Bug 916947 (CVE-2013-1362)

Summary: CVE-2013-1362 Nagios NRPE: nagios metacharacter filtering omission
Product: [Other] Security Response Reporter: Kurt Seifried <kseifried>
Component: vulnerabilityAssignee: Red Hat Product Security <security-response-team>
Status: CLOSED ERRATA QA Contact:
Severity: high Docs Contact:
Priority: high    
Version: unspecifiedCC: apevec, bressers, cpelland, gmollett, jlieskov, jose.p.oliveira.oss, lemenkov, markmc, mmagr, ondrejj, peter.clark, rbryant, rhos-maint
Target Milestone: ---Keywords: Security
Target Release: ---   
Hardware: All   
OS: Linux   
Whiteboard: impact=important,public=20130221,reported=20130221,source=bugtraq,cvss2=7.5/AV:N/AC:L/Au:N/C:P/I:P/A:P,epel-all/nrpe=affected,fedora-all/nrpe=affected,openstack-2.1/nrpe=affected,openstack-3/nrpe=affected,openstack-4/nrpe=affected,openstack-rdo/nrpe=affected,cwe=CWE-78
Fixed In Version: Doc Type: Bug Fix
Doc Text:
Story Points: ---
Clone Of: Environment:
Last Closed: 2014-03-06 21:19:11 EST Type: ---
Regression: --- Mount Type: ---
Documentation: --- CRM:
Verified Versions: Category: ---
oVirt Team: --- RHEL 7.3 requirements from Atomic Host:
Cloudforms Team: ---
Bug Depends On: 916949, 916950, 918302, 994768, 994770, 994771    
Bug Blocks: 958515    

Description Kurt Seifried 2013-03-01 04:57:49 EST
Rudolph Pereira (rudolph.pereira@occamsec.com) reports:

Summary:
---------------
CVE-ID: CVE-2013-1362
CVSS: Base Score 7.5
CVSS2 Vector: AV:N/AC:L/Au:N/C:P/I:P/A:P/E:U/RL:OF/RC:UC/CDP:N/TD:N/CR:L/IR:L/AR:L
Vendor: Nagios
Affected Products: NRPE
Affected Platforms: All
Affected versions: < 2.14
Remote Exploitable: Yes
Local Exploitable: No
Patch Status Vendor released a patch (See Solution)
URL: http://www.occamsec.com/vulnerabilities.html#nagios_metacharacter_vulnerability

Description
----------------
nrpe 2.13 has, in src/nrpc.c, line 52:

#define NASTY_METACHARS         "|`&><'\"\\[]{};"

This allows the passing of $() to plugins/scripts which, if run under
bash, will execute that shell command under a subprocess and pass the
output as a parameter to the called script.

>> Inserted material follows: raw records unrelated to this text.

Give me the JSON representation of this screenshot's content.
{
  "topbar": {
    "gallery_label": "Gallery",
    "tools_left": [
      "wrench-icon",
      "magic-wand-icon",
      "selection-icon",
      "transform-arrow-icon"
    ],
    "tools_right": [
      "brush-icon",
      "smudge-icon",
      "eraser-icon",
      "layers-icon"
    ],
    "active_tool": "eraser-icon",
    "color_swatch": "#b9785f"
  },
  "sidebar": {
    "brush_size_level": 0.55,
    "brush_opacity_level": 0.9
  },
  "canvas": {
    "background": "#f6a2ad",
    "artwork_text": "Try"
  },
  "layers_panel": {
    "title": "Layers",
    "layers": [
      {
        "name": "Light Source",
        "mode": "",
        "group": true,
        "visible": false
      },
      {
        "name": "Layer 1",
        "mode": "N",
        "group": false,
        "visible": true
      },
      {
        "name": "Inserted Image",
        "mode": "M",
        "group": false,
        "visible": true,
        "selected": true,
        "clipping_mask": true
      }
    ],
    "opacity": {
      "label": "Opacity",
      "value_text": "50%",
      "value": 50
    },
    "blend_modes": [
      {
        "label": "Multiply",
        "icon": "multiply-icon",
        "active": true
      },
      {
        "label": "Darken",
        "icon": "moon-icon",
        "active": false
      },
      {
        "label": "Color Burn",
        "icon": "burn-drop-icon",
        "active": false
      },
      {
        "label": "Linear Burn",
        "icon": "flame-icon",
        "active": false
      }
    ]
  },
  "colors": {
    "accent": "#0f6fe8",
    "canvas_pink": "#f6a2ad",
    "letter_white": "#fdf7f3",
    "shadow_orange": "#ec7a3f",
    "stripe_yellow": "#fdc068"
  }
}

Using this, it is possible
to get called scripts, such as check_http, to execute arbitrary
commands under the uid that NRPE/nagios is running as (typically,
'nagios').

Solution
------------
Upgrade to NRPE 2.14 or later, available at
http://sourceforge.net/projects/nagios/files/nrpe-2.x/

External References:

http://seclists.org/bugtraq/2013/Feb/119
http://www.occamsec.com/vulnerabilities.html#nagios_metacharacter_vulnerability
Comment 1 Kurt Seifried 2013-03-01 04:59:11 EST
Created nrpe tracking bugs for this issue

Affects: fedora-all [bug 916949]
Comment 2 Kurt Seifried 2013-03-01 04:59:49 EST
Created nrpe tracking bugs for this issue

Affects: epel-all [bug 916950]
Comment 4 Fedora Update System 2013-06-08 23:31:21 EDT
nrpe-2.14-3.fc19 has been pushed to the Fedora 19 stable repository.  If problems still persist, please make note of it in this bug report.
Comment 5 Fedora Update System 2013-06-11 04:59:09 EDT
nrpe-2.14-3.fc17 has been pushed to the Fedora 17 stable repository.  If problems still persist, please make note of it in this bug report.
Comment 6 Fedora Update System 2013-06-11 05:08:46 EDT
nrpe-2.14-3.fc18 has been pushed to the Fedora 18 stable repository.  If problems still persist, please make note of it in this bug report.
Comment 7 Fedora Update System 2013-06-16 14:33:08 EDT
nrpe-2.14-3.el6 has been pushed to the Fedora EPEL 6 stable repository.  If problems still persist, please make note of it in this bug report.
Comment 8 Fedora Update System 2013-06-16 14:34:49 EDT
nrpe-2.14-3.el5 has been pushed to the Fedora EPEL 5 stable repository.  If problems still persist, please make note of it in this bug report.